As Juliana thanked Fetch for his help, she added, “You may tell Cecilia I will be at home to visitors tomorrow.”
“To all three of them, my lady?”
She huffed a sigh. “All three.”
“My lady?” Juliana forced her head up, meeting Fetch’s blue gaze eye to eye. “I know it’s none of my business,” he said, “but we all want to see you happy. There’s not one of us has a past that bears close looking. But we put it behind us because we had to. We couldn’t go on, else.”
Juliana’s lips quivered as she fought for a reply. “You’re right, I know you’re right. And yet who would I be if I shoved my memories aside? I cannot, will not, be that silly child, Juliana Lisbourne, ever again.”
“Nor will I be that boy fetching things in a bawdy house, but what would I be if I’d been some fancy nob raised by a governess like the one we saw today? Gawd, my lady, I wouldn’t trade what I learned on the streets for all the velvet-draped nurseries in Mayfair.”
Dear God, if Nick Black were ever willing to give the boy up, she’d take him in a minute. Cathy was a very fortunate girl.
“Off you go,” Juliana returned with her first genuine smile in a week. “Tell Cecilia I shall expect them all tomorrow, the time at their convenience.”
“Yes, my lady.” Fetch proffered an elaborate bow and took himself off, leaving Juliana to wonder what she’d just done. Given herself wiggle-room?

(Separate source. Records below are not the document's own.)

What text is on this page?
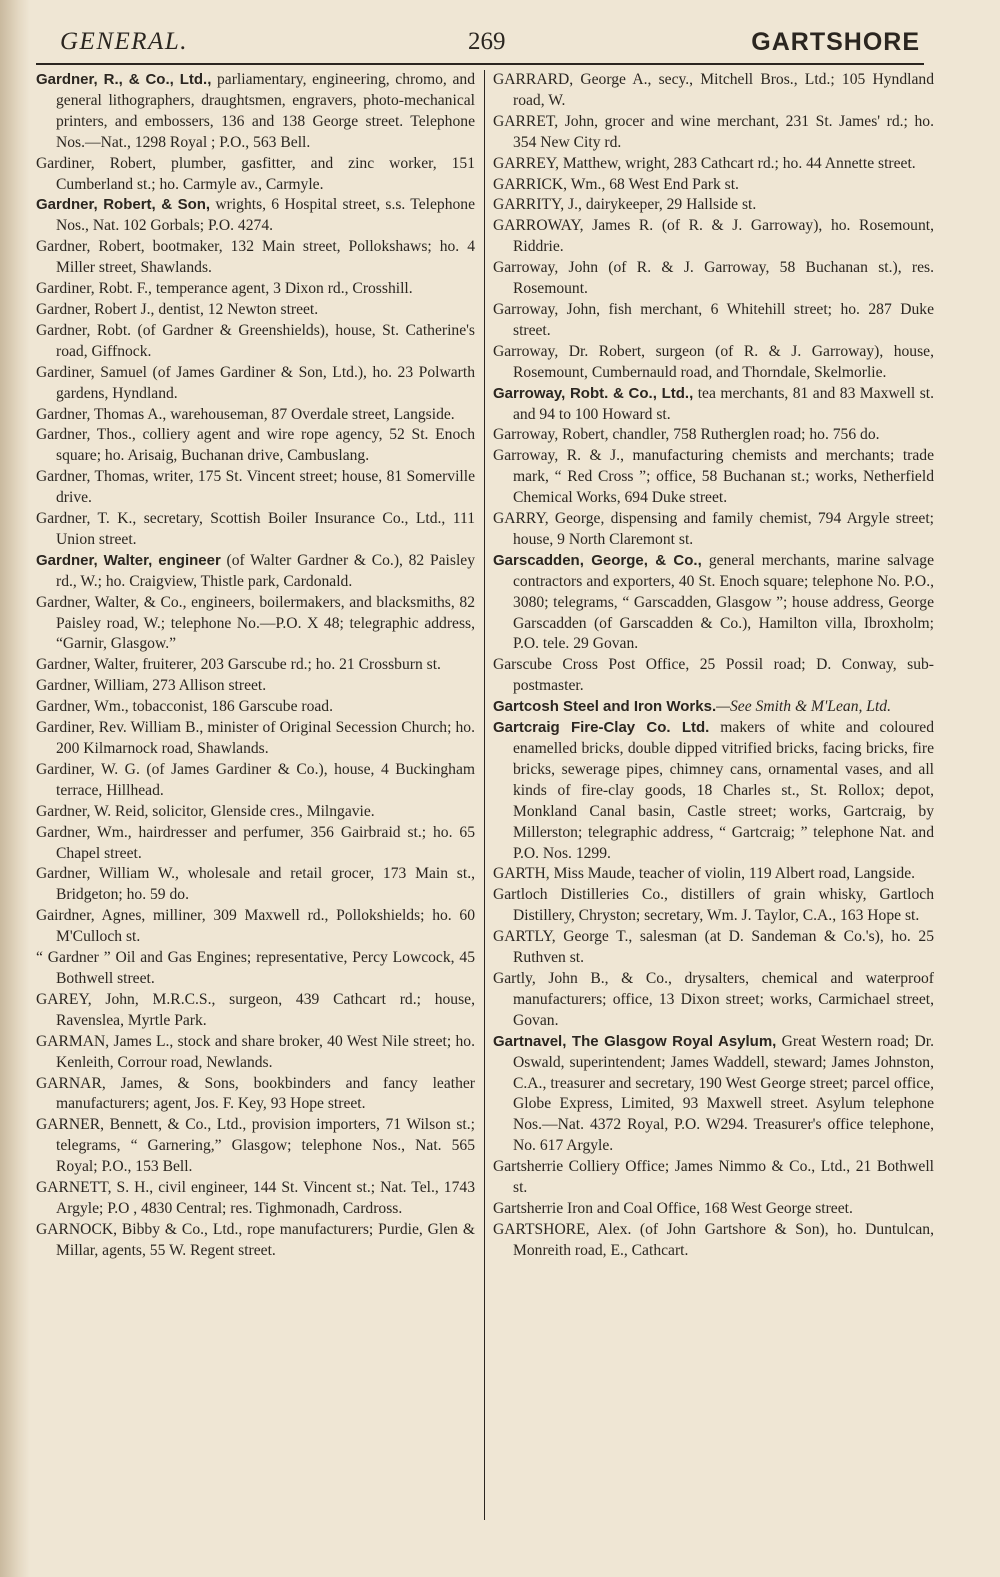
GENERAL.	269	GARTSHORE

Gardner, R., & Co., Ltd., parliamentary, engineering, chromo, and general lithographers, draughtsmen, engravers, photo-mechanical printers, and embossers, 136 and 138 George street. Telephone Nos.—Nat., 1298 Royal ; P.O., 563 Bell.

Gardiner, Robert, plumber, gasfitter, and zinc worker, 151 Cumberland st.; ho. Carmyle av., Carmyle.

Gardner, Robert, & Son, wrights, 6 Hospital street, s.s. Telephone Nos., Nat. 102 Gorbals; P.O. 4274.

Gardner, Robert, bootmaker, 132 Main street, Pollokshaws; ho. 4 Miller street, Shawlands.

Gardiner, Robt. F., temperance agent, 3 Dixon rd., Crosshill.

Gardner, Robert J., dentist, 12 Newton street.

Gardner, Robt. (of Gardner & Greenshields), house, St. Catherine's road, Giffnock.

Gardiner, Samuel (of James Gardiner & Son, Ltd.), ho. 23 Polwarth gardens, Hyndland.

Gardner, Thomas A., warehouseman, 87 Overdale street, Langside.

Gardner, Thos., colliery agent and wire rope agency, 52 St. Enoch square; ho. Arisaig, Buchanan drive, Cambuslang.

Gardner, Thomas, writer, 175 St. Vincent street; house, 81 Somerville drive.

Gardner, T. K., secretary, Scottish Boiler Insurance Co., Ltd., 111 Union street.

Gardner, Walter, engineer (of Walter Gardner & Co.), 82 Paisley rd., W.; ho. Craigview, Thistle park, Cardonald.

Gardner, Walter, & Co., engineers, boilermakers, and blacksmiths, 82 Paisley road, W.; telephone No.—P.O. X 48; telegraphic address, “Garnir, Glasgow.”

Gardner, Walter, fruiterer, 203 Garscube rd.; ho. 21 Crossburn st.

Gardner, William, 273 Allison street.

Gardner, Wm., tobacconist, 186 Garscube road.

Gardiner, Rev. William B., minister of Original Secession Church; ho. 200 Kilmarnock road, Shawlands.

Gardiner, W. G. (of James Gardiner & Co.), house, 4 Buckingham terrace, Hillhead.

Gardner, W. Reid, solicitor, Glenside cres., Milngavie.

Gardner, Wm., hairdresser and perfumer, 356 Gairbraid st.; ho. 65 Chapel street.

Gardner, William W., wholesale and retail grocer, 173 Main st., Bridgeton; ho. 59 do.

Gairdner, Agnes, milliner, 309 Maxwell rd., Pollokshields; ho. 60 M'Culloch st.

“ Gardner ” Oil and Gas Engines; representative, Percy Lowcock, 45 Bothwell street.

GAREY, John, M.R.C.S., surgeon, 439 Cathcart rd.; house, Ravenslea, Myrtle Park.

GARMAN, James L., stock and share broker, 40 West Nile street; ho. Kenleith, Corrour road, Newlands.

GARNAR, James, & Sons, bookbinders and fancy leather manufacturers; agent, Jos. F. Key, 93 Hope street.

GARNER, Bennett, & Co., Ltd., provision importers, 71 Wilson st.; telegrams, “ Garnering,” Glasgow; telephone Nos., Nat. 565 Royal; P.O., 153 Bell.

GARNETT, S. H., civil engineer, 144 St. Vincent st.; Nat. Tel., 1743 Argyle; P.O , 4830 Central; res. Tighmonadh, Cardross.

GARNOCK, Bibby & Co., Ltd., rope manufacturers; Purdie, Glen & Millar, agents, 55 W. Regent street.

GARRARD, George A., secy., Mitchell Bros., Ltd.; 105 Hyndland road, W.

GARRET, John, grocer and wine merchant, 231 St. James' rd.; ho. 354 New City rd.

GARREY, Matthew, wright, 283 Cathcart rd.; ho. 44 Annette street.

GARRICK, Wm., 68 West End Park st.

GARRITY, J., dairykeeper, 29 Hallside st.

GARROWAY, James R. (of R. & J. Garroway), ho. Rosemount, Riddrie.

Garroway, John (of R. & J. Garroway, 58 Buchanan st.), res. Rosemount.

Garroway, John, fish merchant, 6 Whitehill street; ho. 287 Duke street.

Garroway, Dr. Robert, surgeon (of R. & J. Garroway), house, Rosemount, Cumbernauld road, and Thorndale, Skelmorlie.

Garroway, Robt. & Co., Ltd., tea merchants, 81 and 83 Maxwell st. and 94 to 100 Howard st.

Garroway, Robert, chandler, 758 Rutherglen road; ho. 756 do.

Garroway, R. & J., manufacturing chemists and merchants; trade mark, “ Red Cross ”; office, 58 Buchanan st.; works, Netherfield Chemical Works, 694 Duke street.

GARRY, George, dispensing and family chemist, 794 Argyle street; house, 9 North Claremont st.

Garscadden, George, & Co., general merchants, marine salvage contractors and exporters, 40 St. Enoch square; telephone No. P.O., 3080; telegrams, “ Garscadden, Glasgow ”; house address, George Garscadden (of Garscadden & Co.), Hamilton villa, Ibroxholm; P.O. tele. 29 Govan.

Garscube Cross Post Office, 25 Possil road; D. Conway, sub-postmaster.

Gartcosh Steel and Iron Works.—See Smith & M'Lean, Ltd.

Gartcraig Fire-Clay Co. Ltd. makers of white and coloured enamelled bricks, double dipped vitrified bricks, facing bricks, fire bricks, sewerage pipes, chimney cans, ornamental vases, and all kinds of fire-clay goods, 18 Charles st., St. Rollox; depot, Monkland Canal basin, Castle street; works, Gartcraig, by Millerston; telegraphic address, “ Gartcraig; ” telephone Nat. and P.O. Nos. 1299.

GARTH, Miss Maude, teacher of violin, 119 Albert road, Langside.

Gartloch Distilleries Co., distillers of grain whisky, Gartloch Distillery, Chryston; secretary, Wm. J. Taylor, C.A., 163 Hope st.

GARTLY, George T., salesman (at D. Sandeman & Co.'s), ho. 25 Ruthven st.

Gartly, John B., & Co., drysalters, chemical and waterproof manufacturers; office, 13 Dixon street; works, Carmichael street, Govan.

Gartnavel, The Glasgow Royal Asylum, Great Western road; Dr. Oswald, superintendent; James Waddell, steward; James Johnston, C.A., treasurer and secretary, 190 West George street; parcel office, Globe Express, Limited, 93 Maxwell street. Asylum telephone Nos.—Nat. 4372 Royal, P.O. W294. Treasurer's office telephone, No. 617 Argyle.

Gartsherrie Colliery Office; James Nimmo & Co., Ltd., 21 Bothwell st.

Gartsherrie Iron and Coal Office, 168 West George street.

GARTSHORE, Alex. (of John Gartshore & Son), ho. Duntulcan, Monreith road, E., Cathcart.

Offered up the crack in her armor Darius had penetrated a week ago—the crack Fetch had just pried open a bit more—to the determined efforts of Cecilia, Holly, and Belle, who would undoubtedly arrive armed with verbal crow-bars to rend all objections fr
om her, propelling her into Darius’s arms, whether she wished it or not.

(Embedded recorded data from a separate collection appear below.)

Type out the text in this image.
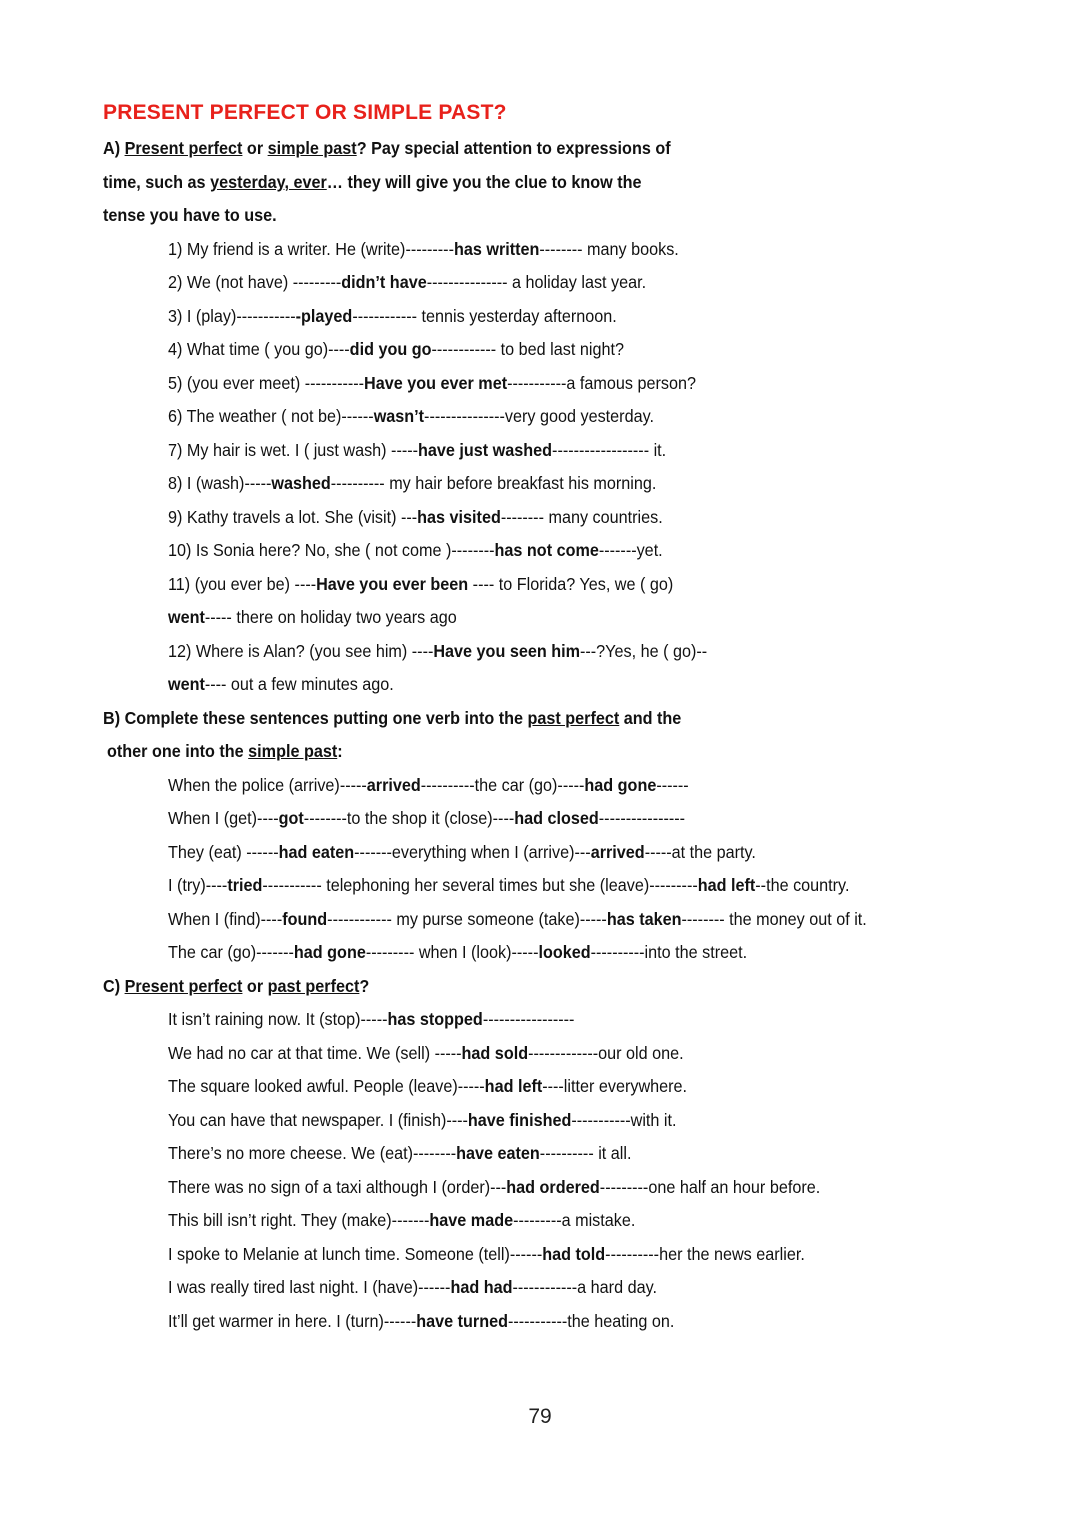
PRESENT PERFECT OR SIMPLE PAST?
A) Present perfect or simple past? Pay special attention to expressions of
time, such as yesterday, ever… they will give you the clue to know the
tense you have to use.
1) My friend is a writer. He (write)---------has written-------- many books.
2) We (not have) ---------didn’t have--------------- a holiday last year.
3) I (play)------------played------------ tennis yesterday afternoon.
4) What time ( you go)----did you go------------ to bed last night?
5) (you ever meet) -----------Have you ever met-----------a famous person?
6) The weather ( not be)------wasn’t---------------very good yesterday.
7) My hair is wet. I ( just wash) -----have just washed------------------ it.
8) I (wash)-----washed---------- my hair before breakfast his morning.
9) Kathy travels a lot. She (visit) ---has visited-------- many countries.
10) Is Sonia here? No, she ( not come )--------has not come-------yet.
11) (you ever be) ----Have you ever been ---- to Florida? Yes, we ( go)
went----- there on holiday two years ago
12) Where is Alan? (you see him) ----Have you seen him---?Yes, he ( go)--
went---- out a few minutes ago.
B) Complete these sentences putting one verb into the past perfect and the
other one into the simple past:
When the police (arrive)-----arrived----------the car (go)-----had gone------
When I (get)----got--------to the shop it (close)----had closed----------------
They (eat) ------had eaten-------everything when I (arrive)---arrived-----at the party.
I (try)----tried----------- telephoning her several times but she (leave)---------had left--the country.
When I (find)----found------------ my purse someone (take)-----has taken-------- the money out of it.
The car (go)-------had gone--------- when I (look)-----looked----------into the street.
C) Present perfect or past perfect?
It isn’t raining now. It (stop)-----has stopped-----------------
We had no car at that time. We (sell) -----had sold-------------our old one.
The square looked awful. People (leave)-----had left----litter everywhere.
You can have that newspaper. I (finish)----have finished-----------with it.
There’s no more cheese. We (eat)--------have eaten---------- it all.
There was no sign of a taxi although I (order)---had ordered---------one half an hour before.
This bill isn’t right. They (make)-------have made---------a mistake.
I spoke to Melanie at lunch time. Someone (tell)------had told----------her the news earlier.
I was really tired last night. I (have)------had had------------a hard day.
It’ll get warmer in here. I (turn)------have turned-----------the heating on.
79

Lie to everyone else if you please, but do not lie to yourself!
Not a lie! She wanted, she needed. She simply couldn’t. Something inside her wouldn’t give in. Each time she thought she could, self-loathing snapped her back.
Yet perhaps this time . . .
What could three young women accomplish that Darius had not been able to do?
Nothing. Only you can make the change. Only you can find a way out of this coil of misery.
Something she had totally failed to do. Six years since Geoffrey’s death and here she was, her inner turmoil still unresolved. Nothingness yawned before her, a bleak, lonely life stretching into infinity. Was this her fate? Or would she let her friends take her by the hand and lead her into the light?
Beyond tears, Juliana lowered her head to the desk and let the ache in her heart swallow her up.
Early the next afternoon, Juliana’s three erstwhile students arrived in one carriage, each sporting a look of reproach tinged with anger. Their greetings cool, Cecilia flounced to a chair across from her hostess, while Belle and Holly perched on the sofa, backs straight, eyes inscrutable.
“’Tis said that now Mr. Wolfe is saved from that woman, Longmere is backing away,” Cecy announced. “Even though, through some wrong-headed notion none of us can fathom, you refuse to benefit from his ploy.”
Juliana blinked, regarding her friend in some confusion. “I beg your pardon.”
“Oh, don’t tell us you didn’t know,” Holly declared. “Longmere sacrificed himself for you, drawing La Charlbury away from Mr. Wolfe, showing him what a shallow twit she is.”
“Truly, Juliana,” Belle added earnestly, “I don’t think the marquess can stand the woman, yet it took but a cock of his eyebrow to have her panting after him. I swear he’s done your Mr. Wolfe such a favor, he should return some of the money he choused out of Longmere.”